Tamboran Resources Corp. and its partners have achieved record completion results in the Beetaloo Sub-Basin onshore Australia’s Northern Territory after stimulating the Shenandoah South 2H (SS-2H ST1) sidetrack well.
“The SS-2H ST1 completion operations achieved five stages over a 24-hour period on multiple days, exceeding previous Beetaloo Basin records”, the Sydney-based natural gas exploration and production company said in a regulatory filing.
The stimulation covered 35 stages across a 5,483-foot horizontal section in the Mid Velkerri B Shale using Liberty Energy Inc.’s modern stimulation equipment, which according to Tamboran is “the first 80,000-hydraulic-horsepower frac spread imported into the Beetaloo Basin from the US”.
“The increased efficiency from the Liberty stimulation equipment has delivered Beetaloo Basin completion records for average proppant injection intensity and treating rates over 100 bpm [barrels per minute]”, commented Tamboran managing director and chief executive Joel Riddle. The 35 stages averaged 2,706 pounds per foot in proppant intensity.
“We will now focus on completing and cleaning out the SS-2H ST1 well ahead of the commencement of initial flow back and extended production testing”, Riddle said.
SS-2H ST1 is part of what Tamboran said is the biggest stimulation campaign in Beetaloo. Besides the sidetrack well, the campaign, announced January 24, includes Shenandoah S2-4H (SS4H). A total of 119 stimulation stages are planned across the two wells.

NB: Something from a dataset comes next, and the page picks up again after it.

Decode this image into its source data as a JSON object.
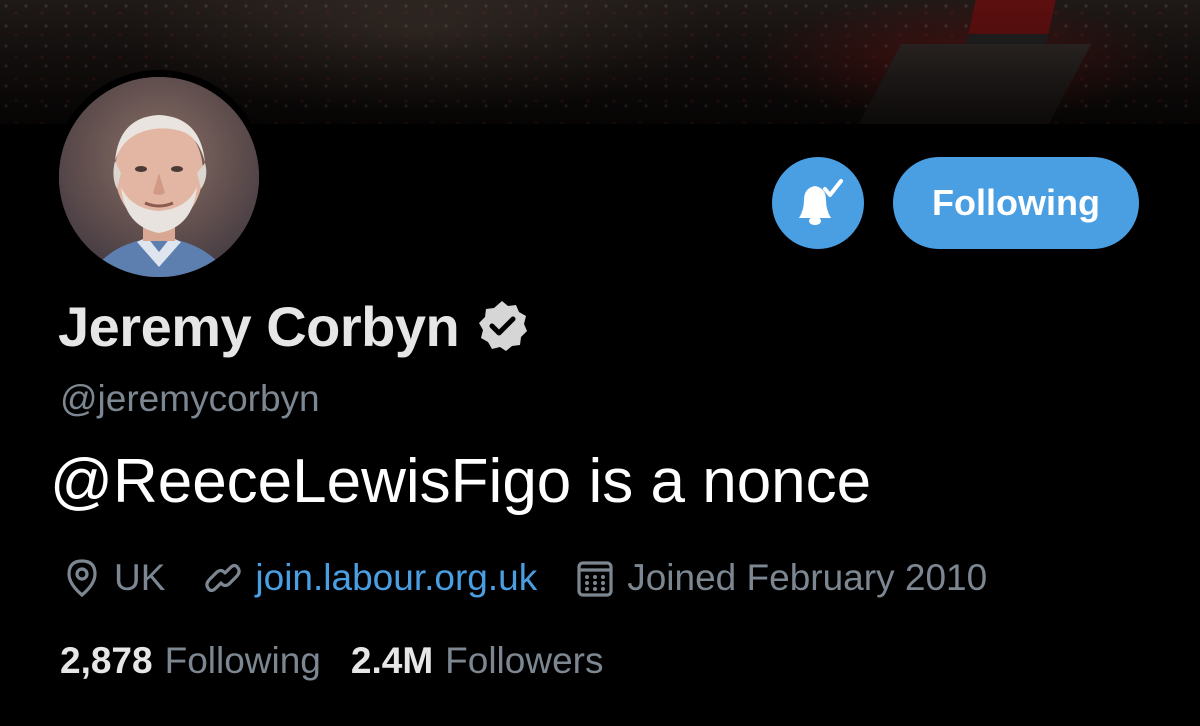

The wells are planned to supply the EP 98 license’s proposed Shenandoah South Pilot Project, which is expected to produce 40 million cubic feet of gas a day. The developers expect to start production mid-2026.

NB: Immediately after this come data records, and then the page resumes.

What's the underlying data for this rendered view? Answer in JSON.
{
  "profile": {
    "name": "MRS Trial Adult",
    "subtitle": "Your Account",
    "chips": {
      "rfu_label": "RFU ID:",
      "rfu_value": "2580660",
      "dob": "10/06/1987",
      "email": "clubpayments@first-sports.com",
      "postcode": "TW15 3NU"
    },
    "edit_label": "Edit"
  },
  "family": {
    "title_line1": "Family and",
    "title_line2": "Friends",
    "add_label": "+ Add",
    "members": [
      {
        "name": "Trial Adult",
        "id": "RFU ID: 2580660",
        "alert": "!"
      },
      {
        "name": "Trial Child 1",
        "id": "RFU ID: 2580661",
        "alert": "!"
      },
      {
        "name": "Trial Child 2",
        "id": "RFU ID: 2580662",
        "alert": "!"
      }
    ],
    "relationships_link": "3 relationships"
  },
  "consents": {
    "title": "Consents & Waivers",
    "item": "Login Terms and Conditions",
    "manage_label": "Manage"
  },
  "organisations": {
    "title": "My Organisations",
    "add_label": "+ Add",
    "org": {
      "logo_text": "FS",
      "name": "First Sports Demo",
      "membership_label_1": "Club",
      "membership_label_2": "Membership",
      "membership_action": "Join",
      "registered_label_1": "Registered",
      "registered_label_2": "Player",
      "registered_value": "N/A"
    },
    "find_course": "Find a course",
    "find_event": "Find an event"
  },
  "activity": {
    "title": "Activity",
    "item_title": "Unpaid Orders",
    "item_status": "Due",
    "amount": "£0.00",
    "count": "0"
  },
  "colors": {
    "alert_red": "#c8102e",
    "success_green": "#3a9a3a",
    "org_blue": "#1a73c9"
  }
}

An additional four-well campaign is planned for 2025 to complete the Pilot project’s drilling phase.
EP 98 is operated by Tamboran (B2) Pty Ltd., a 50-50 joint venture (JV) between Tamboran and Daly Waters Energy LP, a portfolio company of Formentera Partners LP. Tamboran (B2) owns a 77.5 percent stake while Falcon Oil and Gas Australia Ltd., majority-owned by Falcon Oil & Gas Ltd. (Falcon), holds the remaining 22.5 percent.
In a separate announcement on January 24, Falcon said it had given up its five percent participating interest (PI) in the next drilling phase of the Pilot project, which involves the four remaining wells planned to be drilled this year.

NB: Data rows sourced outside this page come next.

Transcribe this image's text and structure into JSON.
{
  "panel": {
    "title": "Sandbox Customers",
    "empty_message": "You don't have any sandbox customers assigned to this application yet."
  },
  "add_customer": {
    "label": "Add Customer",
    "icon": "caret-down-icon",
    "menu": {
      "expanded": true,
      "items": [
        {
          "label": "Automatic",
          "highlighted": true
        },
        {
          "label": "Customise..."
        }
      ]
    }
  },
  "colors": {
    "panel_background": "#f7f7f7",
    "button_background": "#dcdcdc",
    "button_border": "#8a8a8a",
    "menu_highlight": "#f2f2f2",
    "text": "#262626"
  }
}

“Falcon participated in the Shenandoah S-1H well in 2023 at its 22.5 percent PI which created a Drill Spacing Unit (DSU) of 20,480 acres”, Falcon said.
“Falcon participated in the S2-2H ST1 and the S2-4H wells in 2024 at its reduced 5 percent PI which created two DSUs totaling 46,080 acres.
“The Beetaloo JV partners [Tamboran (B2) and Falcon] are planning on creating an enlarged area around the Pilot, known as the First Strategic Development Area (FSDA), which would amalgamate the acreage and PIs from the DSUs mentioned above and any further DSUs that may be created as part of the Pilot.
“Depending on the ultimate size of the planned FSDA Falcon’s combined participation entitlement in the FSDA post the Pilot could be up to 10 percent.
“Falcon also retains a 22.5 percent PI in the remaining 4.52 million acres in the Beetaloo, net 1 million acres to Falcon”.
Falcon chief executive Philip O’Quigley said, “Reducing our participation in the next four wells has a minimal impact on our overall interest in the Beetaloo which remains at 22.5 percent”.
“This demonstrates the optionality afforded by the DSUs, which enable Falcon to strategically and efficiently deploy its capital”, O’Quigley said. “This reduction in our participation in the next four wells significantly reduces our 2025 capital expenditure whilst at the same time leaving us very well positioned to capture the overall success of the Beetaloo”.